FIG 2.

Mutant Ure2 proteins propagate [URE3] but maintain it only under selective conditions. (A) Representative meiotic progeny of [URE3] diploids heterozygous for ure2Δ and the mutant Ure2, as indicated on the left (see the text). The dissection plates (1/2YPD) were replica plated to YPAD containing G418, which selects for ure2Δ cells, −ade medium, which selects for cells lacking Ure2 or propagating [URE3], and medium lacking uracil (−ura), which selects for cells with plasmid-borne URE2. All Ure2 point mutants (G418 sensitive) that are Ura^– (i.e., lacking wild-type Ure2) fail to grow on −ade plates, showing that they lose [URE3]. Point mutants that retain the plasmid encoding URE2 dominantly inhibit [URE3] as indicated by pink color and weakened Ade⁺ phenotype. (B) After continued incubation, rare Ade⁺ colonies of Ure2 mutants arose on the −ade plates.

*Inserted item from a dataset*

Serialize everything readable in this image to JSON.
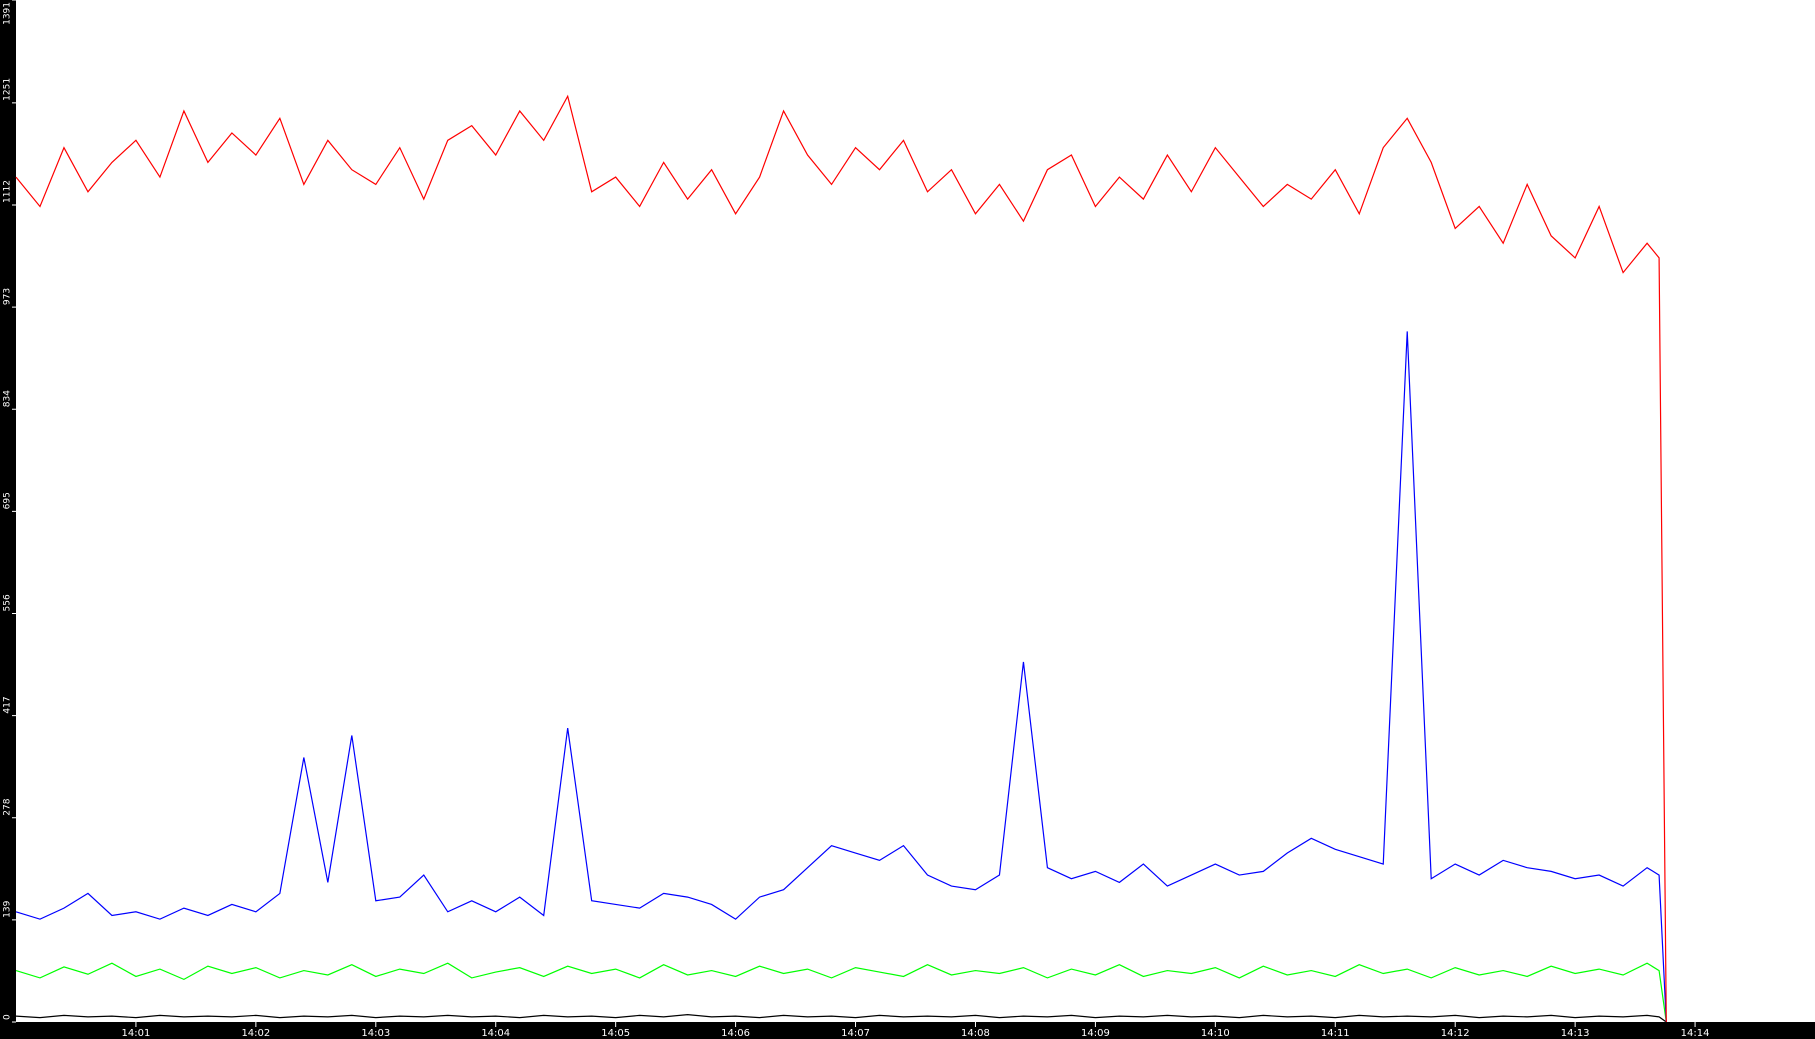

Cells from these colonies were recovered and streaked onto similar [URE3]-selective plates (−ade, left) and from these onto nonselective 1/2YPD indicator medium (right). Both plates were incubated at 30°C for 2 days. (C) [URE3] was induced de novo in cells of the indicated Ure2 mutants by galactose-induced overexpression of Ure2(1-64) followed by spreading of 10⁶ cells on −ade medium (left, sectors labeled +). The same numbers of identically treated cells carrying an empty vector were plated on alternate sectors (labeled –). The frequency of Ade⁺ colonies reflects the efficiency of [URE3] induction. This plate was replica plated onto 1/2YPD (center) and onto a similar −ade plate that selects for [URE3] (right). Rare colonies on −ade plates from uninduced cultures are uncharacterized Ade⁺ revertants.